— Тыщу раз в ней был, — с превосходством коренного москвича ответил Якушин.
— Ну-у?
Якушину самому стало неловко за своё хвастовство, и он пояснил:
— От нашего переулка до Третьяковки две остановки. Мы туда с учительницей ходили, даже лекции там слушали.

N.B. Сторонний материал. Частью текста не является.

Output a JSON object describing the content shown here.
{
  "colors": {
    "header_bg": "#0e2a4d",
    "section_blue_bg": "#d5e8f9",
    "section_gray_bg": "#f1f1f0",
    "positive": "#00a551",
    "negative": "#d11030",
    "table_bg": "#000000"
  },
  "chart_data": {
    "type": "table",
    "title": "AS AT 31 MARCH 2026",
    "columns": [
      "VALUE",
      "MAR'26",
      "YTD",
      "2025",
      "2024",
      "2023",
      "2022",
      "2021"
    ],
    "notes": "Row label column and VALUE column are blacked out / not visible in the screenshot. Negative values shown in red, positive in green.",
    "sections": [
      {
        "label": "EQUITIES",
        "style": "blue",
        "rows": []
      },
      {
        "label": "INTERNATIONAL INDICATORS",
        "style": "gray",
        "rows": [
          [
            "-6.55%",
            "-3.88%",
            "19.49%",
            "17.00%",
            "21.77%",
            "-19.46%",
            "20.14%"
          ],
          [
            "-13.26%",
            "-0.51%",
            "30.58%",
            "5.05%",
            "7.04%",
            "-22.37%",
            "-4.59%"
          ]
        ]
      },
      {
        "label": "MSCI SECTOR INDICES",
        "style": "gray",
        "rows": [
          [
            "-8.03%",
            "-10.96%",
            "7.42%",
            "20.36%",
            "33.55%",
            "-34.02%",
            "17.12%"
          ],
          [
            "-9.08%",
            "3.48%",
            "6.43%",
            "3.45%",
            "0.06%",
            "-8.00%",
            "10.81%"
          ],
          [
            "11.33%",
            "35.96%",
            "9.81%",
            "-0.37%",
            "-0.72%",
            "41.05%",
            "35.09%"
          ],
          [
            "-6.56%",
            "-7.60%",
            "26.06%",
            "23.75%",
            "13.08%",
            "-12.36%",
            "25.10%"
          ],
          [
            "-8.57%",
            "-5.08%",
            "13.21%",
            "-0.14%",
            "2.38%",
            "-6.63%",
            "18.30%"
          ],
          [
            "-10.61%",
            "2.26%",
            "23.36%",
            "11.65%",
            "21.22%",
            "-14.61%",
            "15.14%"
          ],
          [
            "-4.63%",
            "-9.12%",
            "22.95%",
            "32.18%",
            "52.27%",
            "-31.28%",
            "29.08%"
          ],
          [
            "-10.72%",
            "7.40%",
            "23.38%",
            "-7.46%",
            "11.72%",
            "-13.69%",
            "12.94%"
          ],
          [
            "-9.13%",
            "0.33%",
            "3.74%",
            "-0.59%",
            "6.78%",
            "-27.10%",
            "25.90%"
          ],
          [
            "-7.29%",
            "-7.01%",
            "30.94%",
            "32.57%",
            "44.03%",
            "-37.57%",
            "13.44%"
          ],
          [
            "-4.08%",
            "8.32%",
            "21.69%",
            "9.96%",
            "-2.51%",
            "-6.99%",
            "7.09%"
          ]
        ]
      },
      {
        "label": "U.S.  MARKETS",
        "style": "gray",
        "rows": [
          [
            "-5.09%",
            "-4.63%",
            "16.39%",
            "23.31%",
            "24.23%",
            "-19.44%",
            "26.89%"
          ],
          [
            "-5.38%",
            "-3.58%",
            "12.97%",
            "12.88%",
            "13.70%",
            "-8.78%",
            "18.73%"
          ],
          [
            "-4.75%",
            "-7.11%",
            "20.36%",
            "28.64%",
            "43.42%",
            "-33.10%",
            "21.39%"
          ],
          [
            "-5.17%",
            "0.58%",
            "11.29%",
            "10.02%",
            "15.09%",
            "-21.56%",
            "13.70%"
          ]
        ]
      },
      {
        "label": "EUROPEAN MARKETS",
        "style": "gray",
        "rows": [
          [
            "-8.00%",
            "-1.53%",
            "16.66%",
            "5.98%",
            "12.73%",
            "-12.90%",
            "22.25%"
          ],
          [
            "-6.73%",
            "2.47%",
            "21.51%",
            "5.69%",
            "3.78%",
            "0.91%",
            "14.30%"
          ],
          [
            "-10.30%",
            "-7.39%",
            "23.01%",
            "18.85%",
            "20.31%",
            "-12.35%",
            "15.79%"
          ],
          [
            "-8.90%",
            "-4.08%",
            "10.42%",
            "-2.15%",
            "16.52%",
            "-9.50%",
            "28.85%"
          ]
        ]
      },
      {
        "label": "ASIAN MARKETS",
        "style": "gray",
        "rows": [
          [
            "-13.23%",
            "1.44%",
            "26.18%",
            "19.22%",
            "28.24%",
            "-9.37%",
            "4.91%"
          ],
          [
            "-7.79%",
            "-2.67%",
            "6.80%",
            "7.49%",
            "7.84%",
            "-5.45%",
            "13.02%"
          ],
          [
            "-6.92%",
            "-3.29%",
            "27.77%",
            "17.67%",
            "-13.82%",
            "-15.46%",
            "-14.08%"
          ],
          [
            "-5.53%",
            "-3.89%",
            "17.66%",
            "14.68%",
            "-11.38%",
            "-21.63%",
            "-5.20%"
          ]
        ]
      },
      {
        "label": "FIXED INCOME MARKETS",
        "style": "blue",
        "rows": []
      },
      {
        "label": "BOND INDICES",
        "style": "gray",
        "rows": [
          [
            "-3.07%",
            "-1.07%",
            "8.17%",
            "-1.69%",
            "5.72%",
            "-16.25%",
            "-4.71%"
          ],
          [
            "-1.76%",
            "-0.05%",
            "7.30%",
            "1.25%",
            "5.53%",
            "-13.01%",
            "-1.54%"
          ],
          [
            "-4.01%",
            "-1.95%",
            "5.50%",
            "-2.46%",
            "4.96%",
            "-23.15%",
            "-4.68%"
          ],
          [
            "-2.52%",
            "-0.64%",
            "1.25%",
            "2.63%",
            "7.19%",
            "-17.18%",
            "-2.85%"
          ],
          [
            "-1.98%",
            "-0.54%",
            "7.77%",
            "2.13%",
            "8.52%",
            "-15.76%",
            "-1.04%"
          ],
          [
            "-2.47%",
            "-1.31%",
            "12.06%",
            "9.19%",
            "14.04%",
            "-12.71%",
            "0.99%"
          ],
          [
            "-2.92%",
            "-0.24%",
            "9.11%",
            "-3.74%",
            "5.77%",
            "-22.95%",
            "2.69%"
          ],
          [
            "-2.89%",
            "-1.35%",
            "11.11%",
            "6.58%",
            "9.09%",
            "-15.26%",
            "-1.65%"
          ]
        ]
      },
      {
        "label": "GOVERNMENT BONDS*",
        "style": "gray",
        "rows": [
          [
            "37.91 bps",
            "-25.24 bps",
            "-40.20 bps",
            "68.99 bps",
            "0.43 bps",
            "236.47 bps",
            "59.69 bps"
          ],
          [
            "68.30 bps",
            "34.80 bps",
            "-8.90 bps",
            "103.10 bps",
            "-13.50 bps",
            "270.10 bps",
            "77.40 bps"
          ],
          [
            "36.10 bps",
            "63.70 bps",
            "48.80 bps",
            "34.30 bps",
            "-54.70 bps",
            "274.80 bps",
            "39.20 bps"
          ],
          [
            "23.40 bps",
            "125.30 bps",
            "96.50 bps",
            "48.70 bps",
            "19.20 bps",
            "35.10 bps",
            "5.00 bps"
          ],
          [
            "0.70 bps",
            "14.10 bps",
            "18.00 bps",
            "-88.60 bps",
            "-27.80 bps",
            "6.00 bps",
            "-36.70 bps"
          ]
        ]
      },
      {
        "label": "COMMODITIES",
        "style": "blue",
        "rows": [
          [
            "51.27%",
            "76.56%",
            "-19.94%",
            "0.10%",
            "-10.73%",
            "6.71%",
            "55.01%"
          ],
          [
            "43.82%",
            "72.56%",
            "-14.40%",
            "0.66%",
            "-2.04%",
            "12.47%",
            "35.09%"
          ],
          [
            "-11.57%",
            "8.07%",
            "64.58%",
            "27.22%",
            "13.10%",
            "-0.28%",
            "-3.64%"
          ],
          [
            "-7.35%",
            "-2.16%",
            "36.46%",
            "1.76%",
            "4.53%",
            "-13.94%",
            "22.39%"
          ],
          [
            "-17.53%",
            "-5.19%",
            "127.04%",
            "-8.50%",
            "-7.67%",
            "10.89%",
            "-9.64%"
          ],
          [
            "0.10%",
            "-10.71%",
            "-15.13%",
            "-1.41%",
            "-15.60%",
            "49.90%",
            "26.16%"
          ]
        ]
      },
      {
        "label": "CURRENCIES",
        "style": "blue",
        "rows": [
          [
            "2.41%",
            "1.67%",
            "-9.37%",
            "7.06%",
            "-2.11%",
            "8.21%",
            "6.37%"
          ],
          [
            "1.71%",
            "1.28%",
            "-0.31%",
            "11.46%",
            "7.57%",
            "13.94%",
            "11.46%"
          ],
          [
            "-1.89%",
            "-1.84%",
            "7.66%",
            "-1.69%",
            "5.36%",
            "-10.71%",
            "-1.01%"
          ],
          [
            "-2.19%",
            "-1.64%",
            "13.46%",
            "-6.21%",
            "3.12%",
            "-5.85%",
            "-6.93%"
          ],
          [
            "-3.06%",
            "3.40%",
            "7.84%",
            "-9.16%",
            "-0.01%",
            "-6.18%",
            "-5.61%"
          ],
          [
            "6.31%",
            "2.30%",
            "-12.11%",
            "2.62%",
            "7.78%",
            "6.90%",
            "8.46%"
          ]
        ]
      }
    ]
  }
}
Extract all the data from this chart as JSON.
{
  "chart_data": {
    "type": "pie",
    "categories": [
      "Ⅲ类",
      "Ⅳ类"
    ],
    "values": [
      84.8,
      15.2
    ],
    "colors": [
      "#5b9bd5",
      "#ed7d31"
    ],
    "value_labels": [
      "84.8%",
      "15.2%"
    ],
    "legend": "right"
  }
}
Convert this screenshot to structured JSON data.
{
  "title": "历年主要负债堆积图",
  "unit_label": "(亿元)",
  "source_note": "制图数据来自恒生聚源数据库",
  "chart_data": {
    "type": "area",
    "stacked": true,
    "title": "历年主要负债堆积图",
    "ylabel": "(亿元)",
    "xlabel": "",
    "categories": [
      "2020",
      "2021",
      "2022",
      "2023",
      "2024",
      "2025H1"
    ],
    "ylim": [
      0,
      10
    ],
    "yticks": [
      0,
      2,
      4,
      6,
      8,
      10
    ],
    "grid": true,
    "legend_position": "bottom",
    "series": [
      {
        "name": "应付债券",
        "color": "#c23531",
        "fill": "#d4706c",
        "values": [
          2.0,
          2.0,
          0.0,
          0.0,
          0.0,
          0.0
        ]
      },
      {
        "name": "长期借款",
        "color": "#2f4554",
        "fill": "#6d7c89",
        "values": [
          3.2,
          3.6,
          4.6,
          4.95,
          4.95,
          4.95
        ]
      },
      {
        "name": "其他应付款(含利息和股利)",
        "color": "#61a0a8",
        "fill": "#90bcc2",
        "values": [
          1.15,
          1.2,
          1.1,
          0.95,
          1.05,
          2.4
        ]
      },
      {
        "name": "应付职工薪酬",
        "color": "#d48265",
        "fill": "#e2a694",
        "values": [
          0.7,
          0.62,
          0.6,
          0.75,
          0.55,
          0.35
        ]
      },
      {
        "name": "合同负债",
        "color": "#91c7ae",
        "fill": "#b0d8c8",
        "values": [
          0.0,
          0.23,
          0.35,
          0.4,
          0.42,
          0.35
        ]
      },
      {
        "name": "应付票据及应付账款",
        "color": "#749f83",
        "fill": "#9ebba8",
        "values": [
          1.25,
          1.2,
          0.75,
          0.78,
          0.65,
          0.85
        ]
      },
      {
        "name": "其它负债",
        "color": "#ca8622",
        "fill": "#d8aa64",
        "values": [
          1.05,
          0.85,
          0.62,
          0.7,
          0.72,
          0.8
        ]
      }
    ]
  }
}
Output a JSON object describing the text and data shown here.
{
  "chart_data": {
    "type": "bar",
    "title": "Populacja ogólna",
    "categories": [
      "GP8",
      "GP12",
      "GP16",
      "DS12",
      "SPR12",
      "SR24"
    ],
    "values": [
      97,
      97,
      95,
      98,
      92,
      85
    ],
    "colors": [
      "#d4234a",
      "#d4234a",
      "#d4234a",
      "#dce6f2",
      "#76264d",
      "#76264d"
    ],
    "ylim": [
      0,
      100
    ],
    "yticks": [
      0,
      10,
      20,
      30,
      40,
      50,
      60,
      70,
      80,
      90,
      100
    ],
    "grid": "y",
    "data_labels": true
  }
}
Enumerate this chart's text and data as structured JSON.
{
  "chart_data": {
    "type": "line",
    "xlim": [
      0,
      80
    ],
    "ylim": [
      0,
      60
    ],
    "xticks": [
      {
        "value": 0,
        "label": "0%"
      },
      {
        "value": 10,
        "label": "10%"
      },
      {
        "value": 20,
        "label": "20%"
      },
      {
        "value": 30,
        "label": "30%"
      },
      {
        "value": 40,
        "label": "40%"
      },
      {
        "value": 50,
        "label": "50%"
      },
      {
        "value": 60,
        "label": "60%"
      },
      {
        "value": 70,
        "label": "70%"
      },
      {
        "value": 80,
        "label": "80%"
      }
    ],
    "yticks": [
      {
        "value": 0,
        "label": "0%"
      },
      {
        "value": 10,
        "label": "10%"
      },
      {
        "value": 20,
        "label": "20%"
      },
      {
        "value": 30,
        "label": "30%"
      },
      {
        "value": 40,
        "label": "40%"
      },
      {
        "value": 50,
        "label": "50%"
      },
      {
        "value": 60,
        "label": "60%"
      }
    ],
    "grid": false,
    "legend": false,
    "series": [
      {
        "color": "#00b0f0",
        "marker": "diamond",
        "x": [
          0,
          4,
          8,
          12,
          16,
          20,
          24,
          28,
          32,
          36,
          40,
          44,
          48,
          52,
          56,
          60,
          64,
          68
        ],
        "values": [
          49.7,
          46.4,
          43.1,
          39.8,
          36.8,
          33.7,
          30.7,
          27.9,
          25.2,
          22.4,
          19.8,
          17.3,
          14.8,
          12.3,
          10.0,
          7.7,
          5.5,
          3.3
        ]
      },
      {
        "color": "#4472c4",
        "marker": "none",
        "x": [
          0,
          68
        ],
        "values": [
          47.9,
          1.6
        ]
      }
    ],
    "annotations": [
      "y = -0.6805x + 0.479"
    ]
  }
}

Удивление и восхищение Каллистрата Прокофьевича были искренними. Слушал он серьёзно, вдумчиво. А то ведь всякое случалось. Вон в шофёрской школе — восхитятся ребята московскими познаниями Алексея, а потом на смех подымут. «Подумаешь, москва-ач», — говорил длинноносый смуглый южанин, кажется, одессит, фамилию которого Якушин не запомнил.
— Выходит, ты Третьяковку эту самую знаешь, — проговорил Карнаухов, придвигаясь поближе. — Значит, и такую вот картину помнишь? Ночь чёрная, как сажа, таких ночей я и не видывал, а в небе луна бледненькая, прозрачная, как льдинка, тонкая. А под луной — речка серебром отблескивает. Что в этой картине такого особенного — в толк не возьму, а стоял подле неё битый час, отойду и опять возвернусь. Даже место запомнил.
— Висит над лестницей, над перилами, высоко, — уже весело сказал Алексей.
— Ну-ну, точно.
— Куинджи. «Ночь на Днепре».
— А я, парень, художников пофамильно-то не знаю, а вот ночь эта мне и в деревне все вспоминалась, и во сне даже снилась.
С тех пор они не раз говорили о Третьяковке. Якушин приметил, что в памяти Каллистрата Прокофьевича, на удивление крепкой и своеобразной, сохранились впечатления далеко не о всех полотнах, которые он повидал. Когда Алексей говорил о верещагинских картинах «На Шипке все спокойно», «С оружием в руках — расстрелять» или «Старостиха Василиса», Карнаухов не поддерживал разговора. Зато часто вспоминал пейзажи Левитана и Шишкина. Особенно обрадовался, когда Алексей сообщил, что Шишкин некоторые свои картины писал в тех местах, где родился и жил Карнаухов.